Wednesday, 27 February 2013

Transaction and concurrency control schemes


Transaction management is one of the complex and crucial piece of the enterprise application. Nowadays software application get more complicated and are of distributed type in nature. This make its more complex to design and implement the transaction management.

What is Transaction:
A transaction is a unit of work containing one or more operations involving one or more shared resources. A transaction has the ACID properties which guarantee that a transaction is never incomplete, data is never inconsistent, concurrent transactions are independent and the effects of transaction are persistent.

What is Distributed Transaction:
A distributed transaction is an operations bundle, in which two or more network hosts are involved. Usually, hosts provide transactional resources, while the transaction manager is responsible for creating and managing a global transaction that encompasses all operations against such resources.

ACID Properties:

  1. Atomicity:  means that either all the operations done in the transaction must be performed, or none of it must be performed. Doing part of a transaction is not permitted.
  2. Consistency: When a transaction is completed, the system must be in a stable and consistent condition.
  3. Isolation: means that the partial work done in one transaction is not visible to other transactions until the transaction is committed, and that each process in a multi-user system can be programmed as if it was the only process accessing the system.
  4. Durability: On transaction commit, the changes made during the transaction are made persistent permanently.

To provide the guarantee of the above properties, a system needs to make work hard in case of two (or more) transactions are working on same instance of data at same time(also known as concurrent access). In concurrent scenarios, some kind of concurrency control is necessary. There are two different approaches for concurrent control:

  • Pessimistic Concurrency Control (a.k.a Pessimistic Locking) 
  • Optimistic Concurrency control (a.k.a. Optimistic Locking see 1).
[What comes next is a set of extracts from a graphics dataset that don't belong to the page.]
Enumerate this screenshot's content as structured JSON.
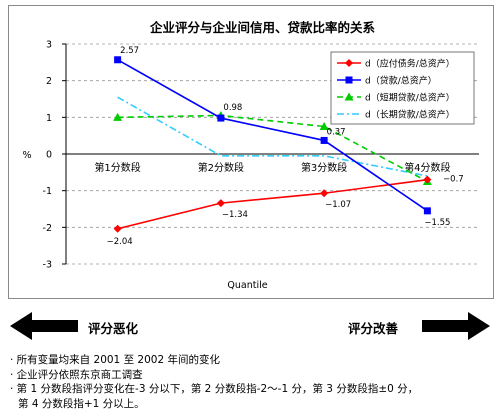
{
  "chart_data": {
    "type": "line",
    "title": "企业评分与企业间信用、贷款比率的关系",
    "xlabel": "Quantile",
    "ylabel": "%",
    "categories": [
      "第1分数段",
      "第2分数段",
      "第3分数段",
      "第4分数段"
    ],
    "ylim": [
      -3,
      3
    ],
    "yticks": [
      "3",
      "2",
      "1",
      "0",
      "-1",
      "-2",
      "-3"
    ],
    "grid": "horizontal dashed",
    "legend_position": "top-right",
    "series": [
      {
        "name": "d（应付债务/总资产）",
        "values": [
          -2.04,
          -1.34,
          -1.07,
          -0.7
        ],
        "color": "#ff0000",
        "marker": "diamond",
        "dash": "solid",
        "labels": [
          "−2.04",
          "−1.34",
          "−1.07",
          "−0.7"
        ]
      },
      {
        "name": "d（贷款/总资产）",
        "values": [
          2.57,
          0.98,
          0.37,
          -1.55
        ],
        "color": "#0000ff",
        "marker": "square",
        "dash": "solid",
        "labels": [
          "2.57",
          "0.98",
          "0.37",
          "−1.55"
        ]
      },
      {
        "name": "d（短期贷款/总资产）",
        "values": [
          1.0,
          1.05,
          0.75,
          -0.75
        ],
        "color": "#00cc00",
        "marker": "triangle",
        "dash": "dashed"
      },
      {
        "name": "d（长期贷款/总资产）",
        "values": [
          1.55,
          -0.05,
          -0.05,
          -0.6
        ],
        "color": "#33ccff",
        "marker": "none",
        "dash": "dashdot"
      }
    ]
  },
  "arrows": {
    "left_label": "评分恶化",
    "right_label": "评分改善"
  },
  "notes": [
    "· 所有变量均来自 2001 至 2002 年间的变化",
    "· 企业评分依照东京商工调查",
    "· 第 1 分数段指评分变化在-3 分以下，第 2 分数段指-2～-1 分，第 3 分数段指±0 分，",
    "第 4 分数段指+1 分以上。"
  ]
}
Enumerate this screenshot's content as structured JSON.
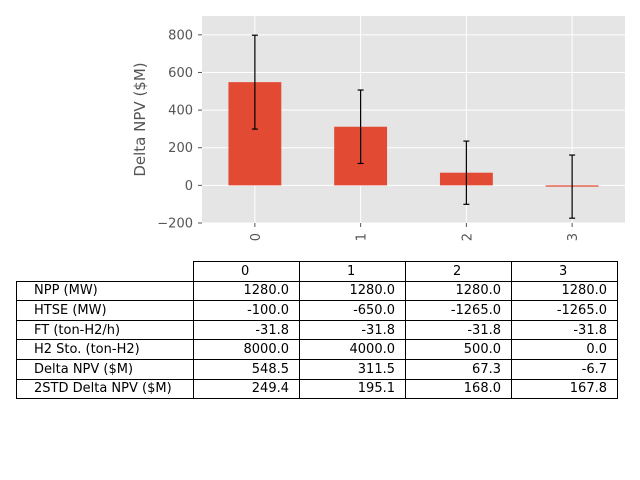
{
  "chart_data": {
    "type": "bar",
    "categories": [
      "0",
      "1",
      "2",
      "3"
    ],
    "values": [
      548.5,
      311.5,
      67.3,
      -6.7
    ],
    "error": [
      249.4,
      195.1,
      168.0,
      167.8
    ],
    "ylabel": "Delta NPV ($M)",
    "xlabel": "",
    "ylim": [
      -200,
      900
    ],
    "yticks": [
      -200,
      0,
      200,
      400,
      600,
      800
    ],
    "ytick_labels": [
      "−200",
      "0",
      "200",
      "400",
      "600",
      "800"
    ],
    "grid": true,
    "bar_color": "#E24A33",
    "background": "#E5E5E5",
    "table": {
      "col_headers": [
        "0",
        "1",
        "2",
        "3"
      ],
      "rows": [
        {
          "label": "NPP (MW)",
          "values": [
            "1280.0",
            "1280.0",
            "1280.0",
            "1280.0"
          ]
        },
        {
          "label": "HTSE (MW)",
          "values": [
            "-100.0",
            "-650.0",
            "-1265.0",
            "-1265.0"
          ]
        },
        {
          "label": "FT (ton-H2/h)",
          "values": [
            "-31.8",
            "-31.8",
            "-31.8",
            "-31.8"
          ]
        },
        {
          "label": "H2 Sto. (ton-H2)",
          "values": [
            "8000.0",
            "4000.0",
            "500.0",
            "0.0"
          ]
        },
        {
          "label": "Delta NPV ($M)",
          "values": [
            "548.5",
            "311.5",
            "67.3",
            "-6.7"
          ]
        },
        {
          "label": "2STD Delta NPV ($M)",
          "values": [
            "249.4",
            "195.1",
            "168.0",
            "167.8"
          ]
        }
      ]
    }
  }
}
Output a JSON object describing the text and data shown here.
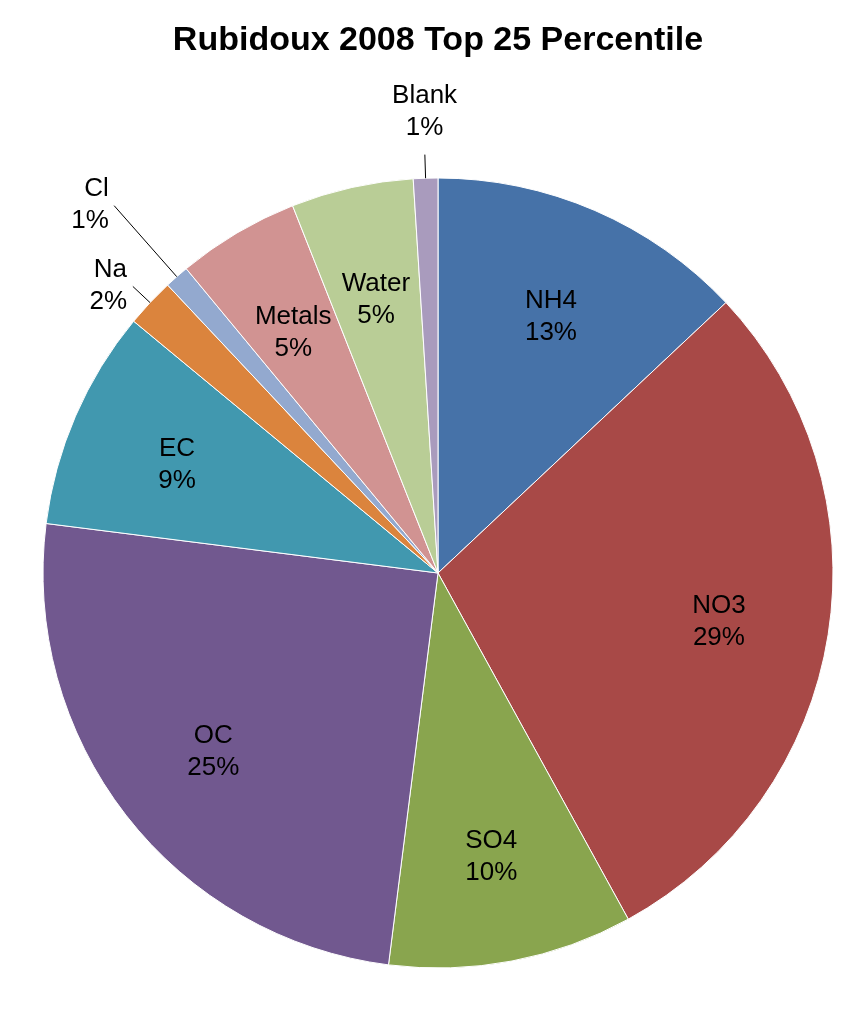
{
  "chart_data": {
    "type": "pie",
    "title": "Rubidoux 2008 Top 25 Percentile",
    "categories": [
      "NH4",
      "NO3",
      "SO4",
      "OC",
      "EC",
      "Na",
      "Cl",
      "Metals",
      "Water",
      "Blank"
    ],
    "values": [
      13,
      29,
      10,
      25,
      9,
      2,
      1,
      5,
      5,
      1
    ],
    "value_labels": [
      "13%",
      "29%",
      "10%",
      "25%",
      "9%",
      "2%",
      "1%",
      "5%",
      "5%",
      "1%"
    ],
    "colors": [
      "#4672a8",
      "#a84947",
      "#89a54e",
      "#71588f",
      "#4198af",
      "#db843d",
      "#93a9cf",
      "#d19392",
      "#b9cd96",
      "#a99bbd"
    ],
    "legend": false
  }
}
Pessimistic Concurrency Control
As name suggest, because the system assumes the worst — it assumes that two or more users will want to update the same record at the same time, and then prevents that possibility by locking the record, no matter how unlikely conflicts actually are.

The locks are placed as soon as any piece of the row is accessed, making it impossible for two (or more) users to update the row at the same time. Other users might be able to read the data even though a lock has been placed, but it depends on the lock mode (shared, exclusive, or update, see 2).

Optimistic Concurrency Control
Assumes that although conflicts are possible, they will be very rare. Instead of locking every record every time that it is used, the system merely looks for indications that two users actually did try to update the same record at the same time. If that evidence is found, then one user's updates are discarded and the user is informed.
Implementation Strategies:
  • Use version or timestamp column in every row. This is most common and have good performance over other strategies and populate in hibernate.
  • Dirty checking: re-read the row and compare the values of the updated columns.
  • All: re-read the row and compare all values.

Disadvantages of Pessimistic locking:
A resource is locked from the time it is first accessed in a transaction until the transaction is finished (either by commit or rollback), making it inaccessible to other transactions during that time. Since locks are applied in fail-safe way, it results in high lock contention, even though most transactions simply look at the resource and never change it.

Footer Notes:
1. Even though the optimistic concurrency control mechanism is sometimes called optimistic locking, it is not a true locking scheme—the system does not place any locks when optimistic concurrency control is used. The term locking is used because optimistic concurrency control serves the same purpose as pessimistic locking by preventing overlapping updates.

2. Lock Modes
  1. Shared: allows multiple users to read the data, but do not allow any user to change the data.
  2. Exclusive: allows single user to update a particular data. As name suggest, no other type of lock may be placed on the row.
  3. Update: rows locked with in this mode, are not available to other users even for read. It ensures that the current user can later update the row. Update locks are similar to exclusive locks. The main difference between the two is that you can acquire an update lock when another user already has a shared lock on the same record. This lets the holder of the update lock read data without excluding other users. However, once the holder of the update lock changes the data, the update lock is converted into an exclusive lock.